L’incorrigible germanolâtrie des dirigeants français

"La crise allemande va faire plus mal encore à l'Allemagne qu'à ses voisins. Voilà pourquoi il faut, à la différence de Mitterrand paniquant devant la réunification, garder la tête froide, regarder uniquement nos intérêts. Et nous garder de répondre aux premières sollicitations allemandes(...) Pardon, je m'emballe: j'avais oublié que le président s'appelle toujours Emmanuel Macron. Il y a peu de chances que le grand tournant, indispensable, de la relation entre la France et l'Allemagne se produise de sitôt".

On nous dit que Madame Borne est à Berlin pour “recoller les morceaux”.  Les mêmes se félicitent de ce qu’Emmanuel Macron ait reçu Madame Baerbock et Bruno Le Maire Robert Habeck. Ouf ! Tout redevient comme avant ! C’est-à-dire que le Président, le Premier ministre, le Ministre de l’Économie et des Finances sont incorrigibles. Ils sont à l’image de ces milieux dirigeants français qui versent depuis des années dans la germanolâtrie – contre les intérêts français. 

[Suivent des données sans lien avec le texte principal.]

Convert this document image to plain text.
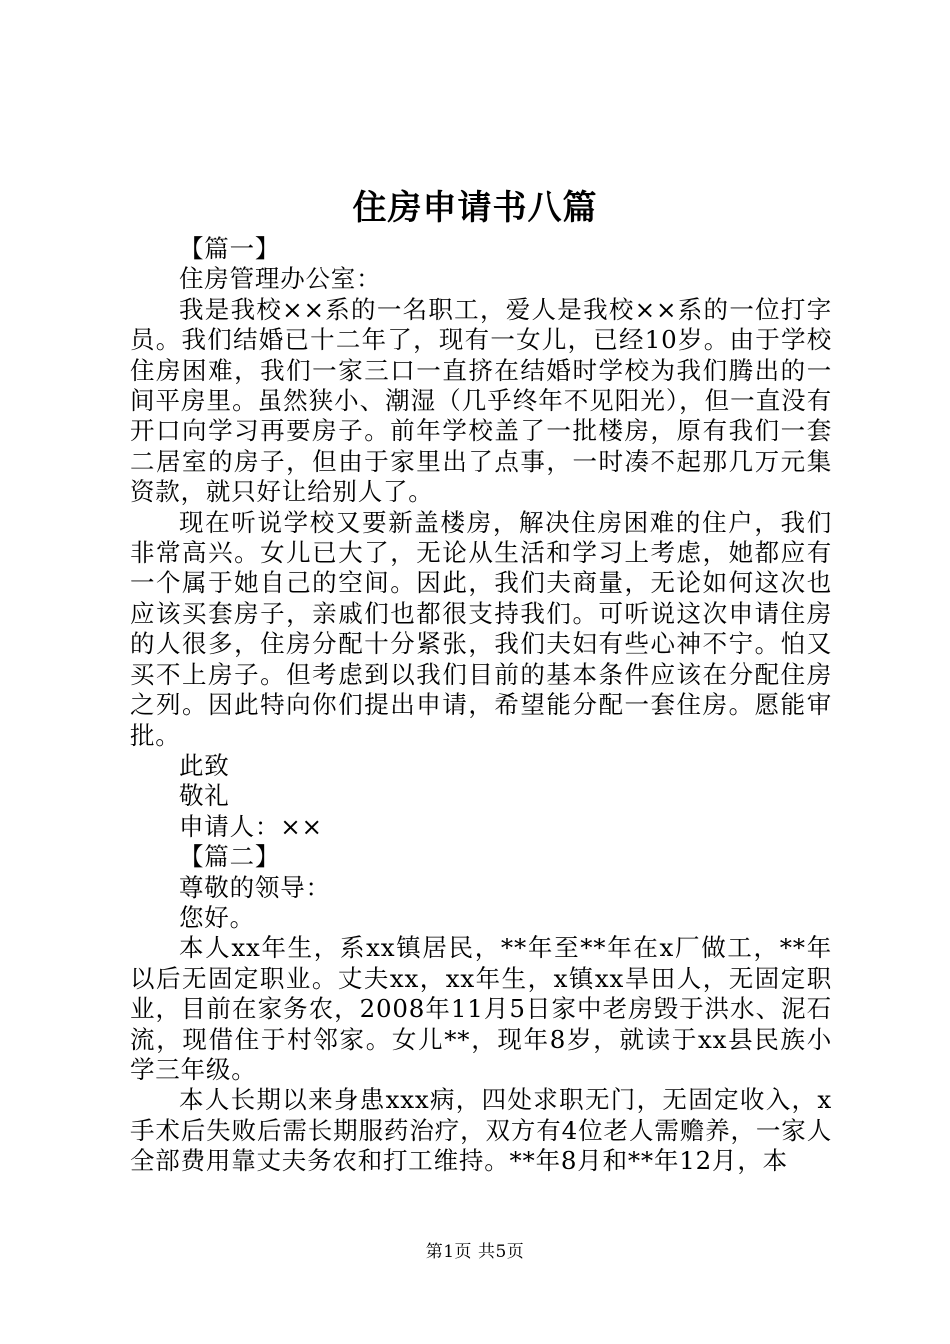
住房申请书八篇
【篇一】
住房管理办公室：

我是我校××系的一名职工，爱人是我校××系的一位打字员。我们结婚已十二年了，现有一女儿，已经10岁。由于学校住房困难，我们一家三口一直挤在结婚时学校为我们腾出的一间平房里。虽然狭小、潮湿（几乎终年不见阳光），但一直没有开口向学习再要房子。前年学校盖了一批楼房，原有我们一套二居室的房子，但由于家里出了点事，一时凑不起那几万元集资款，就只好让给别人了。

现在听说学校又要新盖楼房，解决住房困难的住户，我们非常高兴。女儿已大了，无论从生活和学习上考虑，她都应有一个属于她自己的空间。因此，我们夫商量，无论如何这次也应该买套房子，亲戚们也都很支持我们。可听说这次申请住房的人很多，住房分配十分紧张，我们夫妇有些心神不宁。怕又买不上房子。但考虑到以我们目前的基本条件应该在分配住房之列。因此特向你们提出申请，希望能分配一套住房。愿能审批。

此致
敬礼
申请人：××
【篇二】
尊敬的领导：
您好。

本人xx年生，系xx镇居民，**年至**年在x厂做工，**年以后无固定职业。丈夫xx，xx年生，x镇xx旱田人，无固定职业，目前在家务农，2008年11月5日家中老房毁于洪水、泥石流，现借住于村邻家。女儿**，现年8岁，就读于xx县民族小学三年级。

本人长期以来身患xxx病，四处求职无门，无固定收入，x手术后失败后需长期服药治疗，双方有4位老人需赡养，一家人全部费用靠丈夫务农和打工维持。**年8月和**年12月，本

第1页 共5页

Comme toujours chez Macron, çà fait pschitt! 

 Emmanuel Macron avait eu, comme ça lui arrive de temps en temps, un bon instinct. Il avait annulé un dîner gouvernemental franco-allemand. Mais Macron n’est qu’un tacticien. Cela lui permet de régner en politique intérieure. (“Aux royaumes des aveugles, les borgnes sont rois”). Mais Macron est un cyclope; il lui manque la vue en relief, qui permet la stratégie. Ce qui avait été gagné en tenant un peu les Allemands à distance a été reperdu en quelques semaines. 

+ Emmanuel Macron a manqué l’occasion d’une conférence de presse avec Scholz venu déjeuner à Paris. Le chancelier allemand aurait dû s’expliquer devant les médias français sur les désaccords avec la France. 

+ Emmanuel Macron a reçu Annalena Baerbock. Outre le manque de respect du protocole – un président français n’a pas à recevoir en tête-à-tête un ministre d’un autre pays – on ne peut pas imaginer plus hostile aux intérêts de la France que Madame Baerbock, qui n’est guère qu’une courroie de transmission des ordres de Washington au vassal allemand.  

+ Ensuite, quand j’entends que Habeck et Le Maire ont défendu une position commune face à l’Inflation Reduction Act de Joe Biden, je constate que Paris n’a toujours pas compris qu’on n’arrive plus à rien en Europe quand on fait seulement du “franco-allemand”. Au lieu de former une coalition de pays qui posent leurs conditions à Washington en Conseil Européen, Bruno Le Maire s’en remet avec son alter ego allemand à la Commission. Dont on peut être sûr qu’elle défendra – dans l’ordre – (1) les intérêts américains. (2) certains intérêts allemands. (3) mais certainement pas d’intérêts français. 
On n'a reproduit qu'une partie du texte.